Он выпустил бидон, присел и вдруг что было силы ударил Алексея по руке. Хватаясь за карман, метнулся в сторону.
— Стой! — еще раз крикнул Алексей.
В тот же момент Микоша выстрелил.
Полыхнула вспышка. Грохот на несколько секунд оглушил Алексея. И он два раза нажал спуск, почти не слыша своих выстрелов…
Разные хлопоты
Элеватор пылал. Пламя бушевало, окутывая здание со всех четырех сторон.
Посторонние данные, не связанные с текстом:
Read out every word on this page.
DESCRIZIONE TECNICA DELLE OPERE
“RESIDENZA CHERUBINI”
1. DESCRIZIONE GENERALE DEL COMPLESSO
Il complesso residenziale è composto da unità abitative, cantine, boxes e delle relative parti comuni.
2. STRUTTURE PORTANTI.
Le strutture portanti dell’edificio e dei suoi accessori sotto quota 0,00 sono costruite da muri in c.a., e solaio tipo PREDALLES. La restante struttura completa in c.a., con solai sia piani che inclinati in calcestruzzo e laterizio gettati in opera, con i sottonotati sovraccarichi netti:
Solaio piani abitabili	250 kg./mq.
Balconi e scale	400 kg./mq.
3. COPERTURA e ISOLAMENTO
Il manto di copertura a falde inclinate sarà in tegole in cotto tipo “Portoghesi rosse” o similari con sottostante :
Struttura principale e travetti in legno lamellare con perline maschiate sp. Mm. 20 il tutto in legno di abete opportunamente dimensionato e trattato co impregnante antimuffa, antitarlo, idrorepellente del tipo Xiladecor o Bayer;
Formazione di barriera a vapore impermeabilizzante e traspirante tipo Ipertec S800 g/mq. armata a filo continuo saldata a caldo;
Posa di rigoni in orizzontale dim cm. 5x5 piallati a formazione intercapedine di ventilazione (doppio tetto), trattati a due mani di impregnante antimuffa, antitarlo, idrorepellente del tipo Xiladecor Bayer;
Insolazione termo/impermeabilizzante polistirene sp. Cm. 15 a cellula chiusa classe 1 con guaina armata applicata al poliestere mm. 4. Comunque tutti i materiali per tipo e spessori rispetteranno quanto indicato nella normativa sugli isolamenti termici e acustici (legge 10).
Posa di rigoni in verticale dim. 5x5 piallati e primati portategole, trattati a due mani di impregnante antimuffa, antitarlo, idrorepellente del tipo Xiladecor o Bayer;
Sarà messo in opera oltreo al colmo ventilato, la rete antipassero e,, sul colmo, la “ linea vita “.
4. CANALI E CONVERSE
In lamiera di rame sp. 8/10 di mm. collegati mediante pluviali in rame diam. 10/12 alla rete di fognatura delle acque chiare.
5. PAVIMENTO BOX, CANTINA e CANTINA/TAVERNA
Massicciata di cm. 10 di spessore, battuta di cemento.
Алексей понял, что ему там делать нечего.
Микоша валялся на спине, выкинув над головой кулак с револьвером. Присев на корточки, Алексей наскоро обшарил его карманы. Нашел пачку папирос “Сальве”, немного денег, серебряные часы — “луковицу” и два конвертика с кокаином. Все это он оставил при Микоше. Револьвер тоже не взял. Бидон с керосином на всякий случай опрокинул.
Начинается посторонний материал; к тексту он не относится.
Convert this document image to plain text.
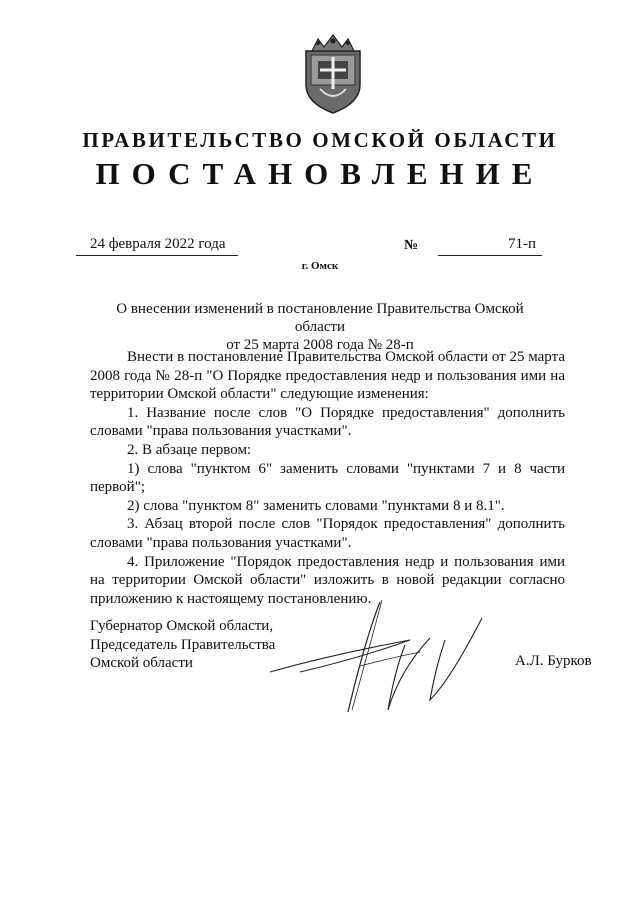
ПРАВИТЕЛЬСТВО ОМСКОЙ ОБЛАСТИ
ПОСТАНОВЛЕНИЕ
24 февраля 2022 года	№	71-п
г. Омск
О внесении изменений в постановление Правительства Омской области
от 25 марта 2008 года № 28-п

Внести в постановление Правительства Омской области от 25 марта 2008 года № 28-п "О Порядке предоставления недр и пользования ими на территории Омской области" следующие изменения:

1. Название после слов "О Порядке предоставления" дополнить словами "права пользования участками".

2. В абзаце первом:

1) слова "пунктом 6" заменить словами "пунктами 7 и 8 части первой";

2) слова "пунктом 8" заменить словами "пунктами 8 и 8.1".

3. Абзац второй после слов "Порядок предоставления" дополнить словами "права пользования участками".

4. Приложение "Порядок предоставления недр и пользования ими на территории Омской области" изложить в новой редакции согласно приложению к настоящему постановлению.

Губернатор Омской области,
Председатель Правительства
Омской области	А.Л. Бурков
Покружив в лабиринте переулков и тупичков, он выбрался к Потемкинской лестнице.
Навстречу бежали люди. Чтобы не вызывать подозрений, Алексей, не торопясь, поднялся на Николаевский бульвар, намереваясь идти к Золотаренко, и лишь тут заметил, что у него, как от удара, саднит предплечье. Он остановился, пощупал. Рукав был разорван и влажен.
“Э, да меня ранило!” — подумал он.
Микошина пуля скользнула чуть выше локтя и неглубоко распорола кожу. Ранка была пустяковая, но она сразу изменила планы Алексея… Он свернул на Пушкинскую, потом на Успенскую и припустил со всех ног к Резничуку.
Растерзанный, задыхающийся предстал он перед Шаворским.
— Микошу убили!..
Вопреки ожиданиям это известие произвело на Шаворского не слишком сильное впечатление.
— Спокойно! — сказал он. — Где убили? Кто?
Едва переводя дыхание, Алексей рассказал, что все произошло как раз в тот момент, когда они с Микошей собирались поджечь жилые дома вблизи элеватора. Он так, мол, и не разобрал, на кого они напоролись — то ли на милицию, то ли на чекистов. Алексей едва ноги унес, а Микошу сразу наповал.
Шаворский сплюнул:
— Влип… Матери его черт! Туда и дорога!
Против этого Алексей ничего не мог возразить, его только удивило, что Шаворский с такой легкостью отнесся к судьбе своего вернейшего телохранителя.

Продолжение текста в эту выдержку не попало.